Israeli nationalist hardliner Naftali Bennett has said he will join a governing coalition that could end the rule of Prime Minister Benjamin Netanyahu, the country’s longest-serving leader.
“I will do everything to form a national unity government with my friend Yair Lapid,” Bennett said after meeting his right-wing party.
Centrist Lapid is tasked with forming a new government by Wednesday.
In response to the move, Benjamin Netanyahu said that a potential coalition government would be a “threat” to his country’s security.
Netanyahu, 71, who is facing trial for fraud, bribery and breach of trust, which he denies, clung to power during a period of political turmoil that has seen four inconclusive elections in less than two years.
After a vote in March in which Netanyahu’s Likud party won the most seats but failed again to form a government, former TV anchor Yair Lapid is now trying to build a rival coalition.
Center Lapid faces until Wednesday to form a coalition of at least 61 lawmakers, a majority in the 120-seat Knesset.

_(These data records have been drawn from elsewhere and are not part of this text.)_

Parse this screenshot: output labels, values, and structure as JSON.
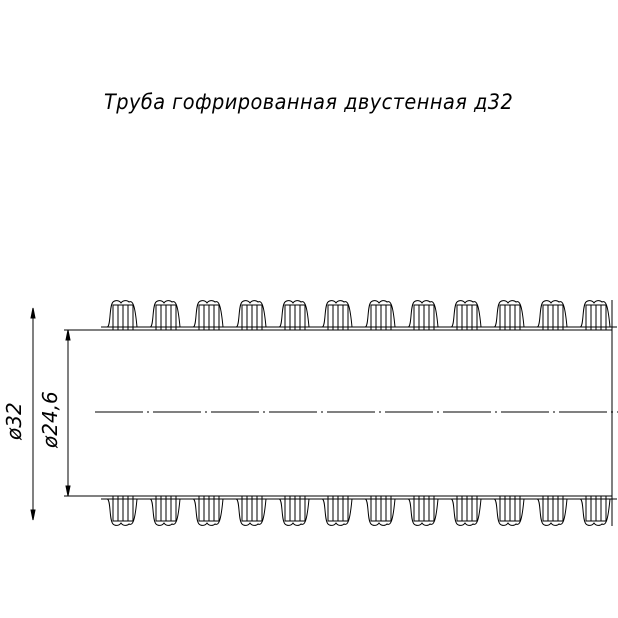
{
  "title": "Труба гофрированная двустенная д32",
  "dimensions": {
    "outer_diameter": "ø32",
    "inner_diameter": "ø24,6"
  },
  "drawing": {
    "rib_count": 12,
    "line_color": "#000000"
  }
}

The 57-year-old is seeking to form a diverse coalition that the Israeli media has called the “Change” bloc, which will include Bennett in addition to Arab Israeli MPs.

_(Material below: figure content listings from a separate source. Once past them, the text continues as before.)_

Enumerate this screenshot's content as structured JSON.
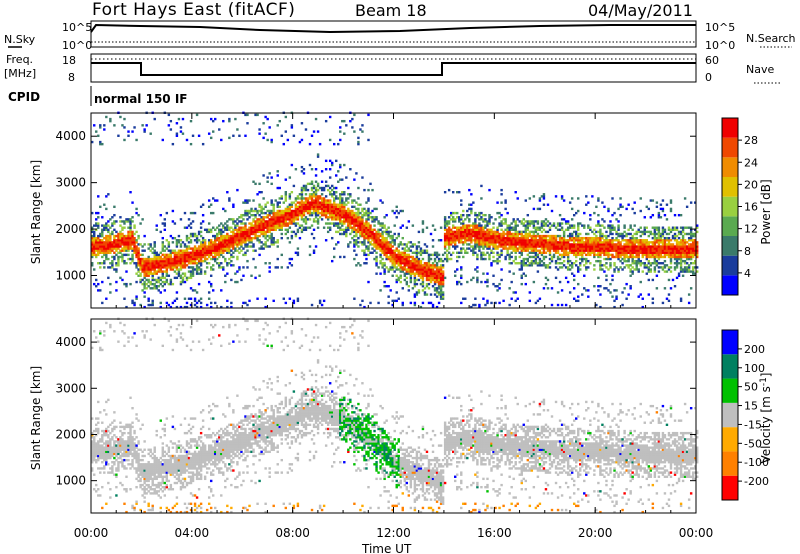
{
  "header": {
    "station": "Fort Hays East (fitACF)",
    "beam": "Beam 18",
    "date": "04/May/2011"
  },
  "top_panels": {
    "nsky_label": "N.Sky",
    "nsky_ticks": [
      "10^5",
      "10^0"
    ],
    "nsearch_label": "N.Search",
    "nsearch_ticks": [
      "10^5",
      "10^0"
    ],
    "freq_label": "Freq.",
    "freq_unit": "[MHz]",
    "freq_ticks": [
      "18",
      "8"
    ],
    "nave_label": "Nave",
    "nave_ticks": [
      "60",
      "0"
    ],
    "cpid_label": "CPID",
    "cpid_value": "normal 150 IF"
  },
  "colors": {
    "power": [
      "#0000ff",
      "#1a3c9c",
      "#3a7a6a",
      "#5aaa50",
      "#99d040",
      "#e0c000",
      "#f08c00",
      "#f04800",
      "#f00000"
    ],
    "velocity": [
      "#ff0000",
      "#ff8000",
      "#ffaa00",
      "#bfbfbf",
      "#00c000",
      "#008060",
      "#0000ff"
    ]
  },
  "chart_data": [
    {
      "type": "heatmap",
      "name": "power-panel",
      "ylabel": "Slant Range [km]",
      "ylim": [
        300,
        4500
      ],
      "yticks": [
        "1000",
        "2000",
        "3000",
        "4000"
      ],
      "xlim": [
        0,
        24
      ],
      "colorbar": {
        "label": "Power [dB]",
        "ticks": [
          "4",
          "8",
          "12",
          "16",
          "20",
          "24",
          "28"
        ],
        "range": [
          0,
          32
        ]
      },
      "echo_tracks_range_km": [
        {
          "t": [
            0,
            0.8,
            1.6,
            2,
            3,
            4,
            5,
            6,
            7,
            8,
            8.8,
            9.2,
            10,
            11,
            12,
            13,
            14
          ],
          "r": [
            1600,
            1650,
            1750,
            1150,
            1250,
            1400,
            1600,
            1850,
            2100,
            2300,
            2550,
            2450,
            2300,
            1900,
            1400,
            1100,
            950
          ]
        },
        {
          "t": [
            14,
            15,
            16,
            17,
            18,
            19,
            20,
            21,
            22,
            23,
            24
          ],
          "r": [
            1800,
            1900,
            1750,
            1700,
            1650,
            1600,
            1600,
            1550,
            1550,
            1550,
            1550
          ]
        }
      ]
    },
    {
      "type": "heatmap",
      "name": "velocity-panel",
      "ylabel": "Slant Range [km]",
      "ylim": [
        300,
        4500
      ],
      "yticks": [
        "1000",
        "2000",
        "3000",
        "4000"
      ],
      "xlim": [
        0,
        24
      ],
      "colorbar": {
        "label": "Velocity [m s^-1]",
        "ticks": [
          "200",
          "100",
          "50",
          "15",
          "-15",
          "-50",
          "-100",
          "-200"
        ]
      }
    }
  ],
  "xaxis": {
    "label": "Time UT",
    "ticks": [
      "00:00",
      "04:00",
      "08:00",
      "12:00",
      "16:00",
      "20:00",
      "00:00"
    ]
  }
}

Determined to bring down the prime minister, Lapid offered to share power and allow Bennett, 49, to serve the first term in the rotating premiership.
Netanyahu, who held the post for 12 years in a row after an earlier three-year term, tried to hold on to power on Sunday by offering his latest power-sharing deal to several former allies including Bennett.
He warned that Israel would be ruled otherwise by a dangerous “left” coalition.
The Lapid government will also include the centrist Blue and White party led by Benny Gantz and the New Hope party of Gideon Saar, a former Netanyahu ally.
He will also join the pro-settlement “Israel Our Home” party led by Avigdor Lieberman, as well as the historically strong Labor Party and the dovish Meretz party.
This shaky arrangement will have the support of some Arab Israeli lawmakers of Palestinian origin to pass a vote in Parliament.
The intense talks come after weeks of escalating tensions between Israel and the Palestinians, including a deadly 11-day exchange of rocket fire from Gaza and devastating Israeli air strikes.
The war with Hamas that ended with the May 21 armistice, combined with the tensions in the occupied West Bank and in the mixed cities of Jews and Arabs in Israel, seemed to make Netanyahu more inclined to stay in power.
But political analyst Gayle Telsher at the Hebrew University told AFP Sunday that Israel was “closer than ever” to the Change Coalition, adding that “Netanyahu is in a desperate situation.”
Netanyahu’s Likud party won 30 seats in the March elections, but failed to form a governing coalition after its far-right partners refused to sit with Arab factions or receive their support.
Lapid, whose party won 17 seats, was then given four weeks to form the government.
Netanyahu had previously pushed for another election, the fifth since April 2019.
“Now that he sees the possibility of a coalition announcing a change this evening or tomorrow, he should go ahead with a more serious deal,” Talcher told AFP.
On Sunday, Mr. Netanyahu offered a rotation agreement to Bennett and Saar. But Sarr on Twitter said he remained committed to “replacing the Netanyahu regime.”
Then Netanyahu called in a video clip that Bennett walked to “come now, immediately” to meet him and join a tripartite rotating government, warning that they are “at a crucial moment for the security, personality and future of the State of Israel.”
The “change” coalition led by Lapid still faces many obstacles.
Some right-wing lawmakers object to a partnership with politicians from the Arab minority in Israel, about a fifth of the population.
The recent conflict in Gaza has sparked sectarian clashes between Israeli Jews and Arabs in mixed cities.
Arab politicians are also divided over joining a government headed by Bennett, which supports the expansion of Israeli settlements in the occupied West Bank, as the Palestinians hope for a future state.
Even with the support of an Arab party, it is unlikely that a new coalition in Israel will undo years of Israeli settlement building or achieve peace anytime soon with Hamas in Gaza.
If the anti-Netanyahu camp does not succeed in forming a government on time, a majority of 61 deputies can vote to demand the president appoint a new prime minister.
The other scenario is for the country to prepare for another general election – the fifth Israeli election in little more than two years.